Nacida para ser un punto de encuentro, la FEBS no es una "super-escuela" que impone doctrinas, sino un espacio de coordinación y representación. Su objetivo es tender puentes entre las diferentes tradiciones y, al mismo tiempo, servir de interlocutor válido ante la sociedad española y las instituciones públicas. En un país donde la libertad religiosa es un derecho fundamental, la Federación trabaja para que la voz del budismo sea escuchada con claridad y respeto.
Una de las labores más hermosas de la FEBS es fomentar el diálogo intertradición. A menudo, los practicantes de una escuela desconocen por completo la riqueza de las demás. La Federación organiza encuentros, jornadas y actividades donde maestros y estudiantes de distintos linajes pueden compartir experiencias.
Este intercambio no busca homogeneizar el budismo, sino celebrar su diversidad. Un practicante de Vipassana puede aprender sobre la compasión activa de un bodhisattva Mahayana, y un estudiante de Zen puede descubrir la precisión lógica de la tradición tibetana. Es la prueba viva de que el Dharma es lo suficientemente vasto para caber en muchos corazones.

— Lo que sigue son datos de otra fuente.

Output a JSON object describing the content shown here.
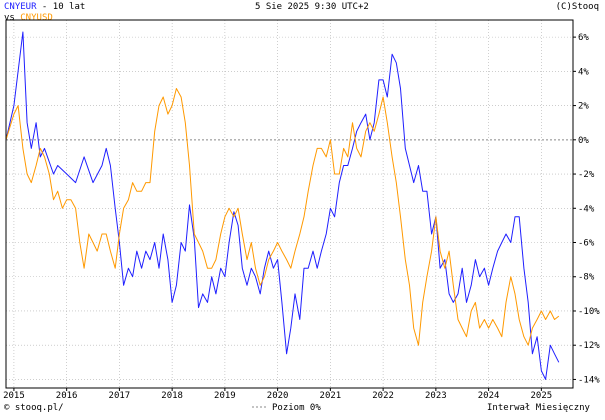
{
  "header": {
    "series1_name": "CNYEUR",
    "title_suffix": " - 10 lat",
    "vs_label": "vs ",
    "series2_name": "CNYUSD",
    "datetime": "5 Sie 2025 9:30 UTC+2",
    "copyright": "(C)Stooq"
  },
  "footer": {
    "source": "© stooq.pl/",
    "reference": "Poziom 0%",
    "interval": "Interwał Miesięczny"
  },
  "colors": {
    "series1": "#1f1fff",
    "series2": "#ff9900",
    "grid": "#b0b0b0",
    "zero": "#888888"
  },
  "chart_data": {
    "type": "line",
    "x_unit": "year",
    "xlim": [
      2014.85,
      2025.6
    ],
    "ylim": [
      -14.5,
      7.0
    ],
    "yticks": [
      6,
      4,
      2,
      0,
      -2,
      -4,
      -6,
      -8,
      -10,
      -12,
      -14
    ],
    "ytick_labels": [
      "6%",
      "4%",
      "2%",
      "0%",
      "-2%",
      "-4%",
      "-6%",
      "-8%",
      "-10%",
      "-12%",
      "-14%"
    ],
    "xticks": [
      2015,
      2016,
      2017,
      2018,
      2019,
      2020,
      2021,
      2022,
      2023,
      2024,
      2025
    ],
    "xtick_labels": [
      "2015",
      "2016",
      "2017",
      "2018",
      "2019",
      "2020",
      "2021",
      "2022",
      "2023",
      "2024",
      "2025"
    ],
    "reference_line": 0,
    "grid": true,
    "series": [
      {
        "name": "CNYEUR",
        "color": "#1f1fff",
        "points": [
          [
            2014.85,
            0.0
          ],
          [
            2015.0,
            2.0
          ],
          [
            2015.17,
            6.3
          ],
          [
            2015.25,
            1.0
          ],
          [
            2015.33,
            -0.5
          ],
          [
            2015.42,
            1.0
          ],
          [
            2015.5,
            -1.0
          ],
          [
            2015.58,
            -0.5
          ],
          [
            2015.75,
            -2.0
          ],
          [
            2015.83,
            -1.5
          ],
          [
            2016.0,
            -2.0
          ],
          [
            2016.17,
            -2.5
          ],
          [
            2016.33,
            -1.0
          ],
          [
            2016.5,
            -2.5
          ],
          [
            2016.67,
            -1.5
          ],
          [
            2016.75,
            -0.5
          ],
          [
            2016.83,
            -1.5
          ],
          [
            2016.92,
            -4.0
          ],
          [
            2017.0,
            -6.0
          ],
          [
            2017.08,
            -8.5
          ],
          [
            2017.17,
            -7.5
          ],
          [
            2017.25,
            -8.0
          ],
          [
            2017.33,
            -6.5
          ],
          [
            2017.42,
            -7.5
          ],
          [
            2017.5,
            -6.5
          ],
          [
            2017.58,
            -7.0
          ],
          [
            2017.67,
            -6.0
          ],
          [
            2017.75,
            -7.5
          ],
          [
            2017.83,
            -5.5
          ],
          [
            2017.92,
            -7.0
          ],
          [
            2018.0,
            -9.5
          ],
          [
            2018.08,
            -8.5
          ],
          [
            2018.17,
            -6.0
          ],
          [
            2018.25,
            -6.5
          ],
          [
            2018.33,
            -3.8
          ],
          [
            2018.42,
            -5.8
          ],
          [
            2018.5,
            -9.8
          ],
          [
            2018.58,
            -9.0
          ],
          [
            2018.67,
            -9.5
          ],
          [
            2018.75,
            -8.0
          ],
          [
            2018.83,
            -9.0
          ],
          [
            2018.92,
            -7.5
          ],
          [
            2019.0,
            -8.0
          ],
          [
            2019.08,
            -6.0
          ],
          [
            2019.17,
            -4.2
          ],
          [
            2019.25,
            -5.0
          ],
          [
            2019.33,
            -7.5
          ],
          [
            2019.42,
            -8.5
          ],
          [
            2019.5,
            -7.5
          ],
          [
            2019.58,
            -8.0
          ],
          [
            2019.67,
            -9.0
          ],
          [
            2019.75,
            -7.5
          ],
          [
            2019.83,
            -6.5
          ],
          [
            2019.92,
            -7.5
          ],
          [
            2020.0,
            -7.0
          ],
          [
            2020.08,
            -9.5
          ],
          [
            2020.17,
            -12.5
          ],
          [
            2020.25,
            -11.0
          ],
          [
            2020.33,
            -9.0
          ],
          [
            2020.42,
            -10.5
          ],
          [
            2020.5,
            -7.5
          ],
          [
            2020.58,
            -7.5
          ],
          [
            2020.67,
            -6.5
          ],
          [
            2020.75,
            -7.5
          ],
          [
            2020.83,
            -6.5
          ],
          [
            2020.92,
            -5.5
          ],
          [
            2021.0,
            -4.0
          ],
          [
            2021.08,
            -4.5
          ],
          [
            2021.17,
            -2.5
          ],
          [
            2021.25,
            -1.5
          ],
          [
            2021.33,
            -1.5
          ],
          [
            2021.42,
            -0.5
          ],
          [
            2021.5,
            0.5
          ],
          [
            2021.58,
            1.0
          ],
          [
            2021.67,
            1.5
          ],
          [
            2021.75,
            0.0
          ],
          [
            2021.83,
            1.0
          ],
          [
            2021.92,
            3.5
          ],
          [
            2022.0,
            3.5
          ],
          [
            2022.08,
            2.5
          ],
          [
            2022.17,
            5.0
          ],
          [
            2022.25,
            4.5
          ],
          [
            2022.33,
            3.0
          ],
          [
            2022.42,
            -0.5
          ],
          [
            2022.5,
            -1.5
          ],
          [
            2022.58,
            -2.5
          ],
          [
            2022.67,
            -1.5
          ],
          [
            2022.75,
            -3.0
          ],
          [
            2022.83,
            -3.0
          ],
          [
            2022.92,
            -5.5
          ],
          [
            2023.0,
            -4.5
          ],
          [
            2023.08,
            -7.5
          ],
          [
            2023.17,
            -7.0
          ],
          [
            2023.25,
            -9.0
          ],
          [
            2023.33,
            -9.5
          ],
          [
            2023.42,
            -9.0
          ],
          [
            2023.5,
            -7.5
          ],
          [
            2023.58,
            -9.5
          ],
          [
            2023.67,
            -8.5
          ],
          [
            2023.75,
            -7.0
          ],
          [
            2023.83,
            -8.0
          ],
          [
            2023.92,
            -7.5
          ],
          [
            2024.0,
            -8.5
          ],
          [
            2024.08,
            -7.5
          ],
          [
            2024.17,
            -6.5
          ],
          [
            2024.25,
            -6.0
          ],
          [
            2024.33,
            -5.5
          ],
          [
            2024.42,
            -6.0
          ],
          [
            2024.5,
            -4.5
          ],
          [
            2024.58,
            -4.5
          ],
          [
            2024.67,
            -7.5
          ],
          [
            2024.75,
            -9.5
          ],
          [
            2024.83,
            -12.5
          ],
          [
            2024.92,
            -11.5
          ],
          [
            2025.0,
            -13.5
          ],
          [
            2025.08,
            -14.0
          ],
          [
            2025.17,
            -12.0
          ],
          [
            2025.25,
            -12.5
          ],
          [
            2025.33,
            -13.0
          ]
        ]
      },
      {
        "name": "CNYUSD",
        "color": "#ff9900",
        "points": [
          [
            2014.85,
            0.0
          ],
          [
            2015.0,
            1.5
          ],
          [
            2015.08,
            2.0
          ],
          [
            2015.17,
            -0.5
          ],
          [
            2015.25,
            -2.0
          ],
          [
            2015.33,
            -2.5
          ],
          [
            2015.42,
            -1.5
          ],
          [
            2015.5,
            -0.5
          ],
          [
            2015.58,
            -1.0
          ],
          [
            2015.67,
            -2.0
          ],
          [
            2015.75,
            -3.5
          ],
          [
            2015.83,
            -3.0
          ],
          [
            2015.92,
            -4.0
          ],
          [
            2016.0,
            -3.5
          ],
          [
            2016.08,
            -3.5
          ],
          [
            2016.17,
            -4.0
          ],
          [
            2016.25,
            -6.0
          ],
          [
            2016.33,
            -7.5
          ],
          [
            2016.42,
            -5.5
          ],
          [
            2016.5,
            -6.0
          ],
          [
            2016.58,
            -6.5
          ],
          [
            2016.67,
            -5.5
          ],
          [
            2016.75,
            -5.5
          ],
          [
            2016.83,
            -6.5
          ],
          [
            2016.92,
            -7.5
          ],
          [
            2017.0,
            -5.5
          ],
          [
            2017.08,
            -4.0
          ],
          [
            2017.17,
            -3.5
          ],
          [
            2017.25,
            -2.5
          ],
          [
            2017.33,
            -3.0
          ],
          [
            2017.42,
            -3.0
          ],
          [
            2017.5,
            -2.5
          ],
          [
            2017.58,
            -2.5
          ],
          [
            2017.67,
            0.5
          ],
          [
            2017.75,
            2.0
          ],
          [
            2017.83,
            2.5
          ],
          [
            2017.92,
            1.5
          ],
          [
            2018.0,
            2.0
          ],
          [
            2018.08,
            3.0
          ],
          [
            2018.17,
            2.5
          ],
          [
            2018.25,
            1.0
          ],
          [
            2018.33,
            -1.5
          ],
          [
            2018.42,
            -5.5
          ],
          [
            2018.5,
            -6.0
          ],
          [
            2018.58,
            -6.5
          ],
          [
            2018.67,
            -7.5
          ],
          [
            2018.75,
            -7.5
          ],
          [
            2018.83,
            -7.0
          ],
          [
            2018.92,
            -5.5
          ],
          [
            2019.0,
            -4.5
          ],
          [
            2019.08,
            -4.0
          ],
          [
            2019.17,
            -4.5
          ],
          [
            2019.25,
            -4.0
          ],
          [
            2019.33,
            -5.5
          ],
          [
            2019.42,
            -7.0
          ],
          [
            2019.5,
            -6.0
          ],
          [
            2019.58,
            -7.5
          ],
          [
            2019.67,
            -8.5
          ],
          [
            2019.75,
            -8.0
          ],
          [
            2019.83,
            -7.0
          ],
          [
            2019.92,
            -6.5
          ],
          [
            2020.0,
            -6.0
          ],
          [
            2020.08,
            -6.5
          ],
          [
            2020.17,
            -7.0
          ],
          [
            2020.25,
            -7.5
          ],
          [
            2020.33,
            -6.5
          ],
          [
            2020.42,
            -5.5
          ],
          [
            2020.5,
            -4.5
          ],
          [
            2020.58,
            -3.0
          ],
          [
            2020.67,
            -1.5
          ],
          [
            2020.75,
            -0.5
          ],
          [
            2020.83,
            -0.5
          ],
          [
            2020.92,
            -1.0
          ],
          [
            2021.0,
            0.0
          ],
          [
            2021.08,
            -2.0
          ],
          [
            2021.17,
            -2.0
          ],
          [
            2021.25,
            -0.5
          ],
          [
            2021.33,
            -1.0
          ],
          [
            2021.42,
            1.0
          ],
          [
            2021.5,
            -0.5
          ],
          [
            2021.58,
            -1.0
          ],
          [
            2021.67,
            0.5
          ],
          [
            2021.75,
            1.0
          ],
          [
            2021.83,
            0.5
          ],
          [
            2021.92,
            1.5
          ],
          [
            2022.0,
            2.5
          ],
          [
            2022.08,
            1.0
          ],
          [
            2022.17,
            -1.0
          ],
          [
            2022.25,
            -2.5
          ],
          [
            2022.33,
            -4.5
          ],
          [
            2022.42,
            -7.0
          ],
          [
            2022.5,
            -8.5
          ],
          [
            2022.58,
            -11.0
          ],
          [
            2022.67,
            -12.0
          ],
          [
            2022.75,
            -9.5
          ],
          [
            2022.83,
            -8.0
          ],
          [
            2022.92,
            -6.5
          ],
          [
            2023.0,
            -4.5
          ],
          [
            2023.08,
            -6.5
          ],
          [
            2023.17,
            -7.5
          ],
          [
            2023.25,
            -6.5
          ],
          [
            2023.33,
            -8.5
          ],
          [
            2023.42,
            -10.5
          ],
          [
            2023.5,
            -11.0
          ],
          [
            2023.58,
            -11.5
          ],
          [
            2023.67,
            -10.0
          ],
          [
            2023.75,
            -9.5
          ],
          [
            2023.83,
            -11.0
          ],
          [
            2023.92,
            -10.5
          ],
          [
            2024.0,
            -11.0
          ],
          [
            2024.08,
            -10.5
          ],
          [
            2024.17,
            -11.0
          ],
          [
            2024.25,
            -11.5
          ],
          [
            2024.33,
            -9.5
          ],
          [
            2024.42,
            -8.0
          ],
          [
            2024.5,
            -9.0
          ],
          [
            2024.58,
            -10.5
          ],
          [
            2024.67,
            -11.5
          ],
          [
            2024.75,
            -12.0
          ],
          [
            2024.83,
            -11.0
          ],
          [
            2024.92,
            -10.5
          ],
          [
            2025.0,
            -10.0
          ],
          [
            2025.08,
            -10.5
          ],
          [
            2025.17,
            -10.0
          ],
          [
            2025.25,
            -10.5
          ],
          [
            2025.33,
            -10.3
          ]
        ]
      }
    ]
  }
}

España tiene una relación especial con el budismo. No es solo una importación exótica, sino una práctica que ha echado raíces profundas en nuestra tierra. Hay monasterios en los Pirineos, centros en las grandes ciudades y grupos de estudio en pueblos pequeños. La FEBS refleja esta realidad: un budismo que habla español, que entiende nuestra cultura y que contribuye activamente a ella.
Además, la Federación promueve la ética budista aplicada a los problemas modernos: la ecología, la paz, la educación emocional y la ayuda humanitaria. Nos recuerda que ser budista no es solo meditar en cojín, sino ser un ciudadano consciente y responsable.
En tiempos de individualismo, la existencia de una federación que agrupa a tantas entidades es un soplo de aire fresco. Nos dice que no estamos solos en el camino. Que detrás de cada puerta de centro budista hay una comunidad amplia, diversa y solidaria.
La FEBS es, en definitiva, un recordatorio de que la Sangha (la comunidad) es uno de los Tres Joyas del budismo. Y cuando esa comunidad se une, su luz brilla con más fuerza, iluminando no solo a los practicantes, sino a toda la sociedad.
"Que la diversidad sea nuestra fuerza, y la compasión, nuestro lenguaje común."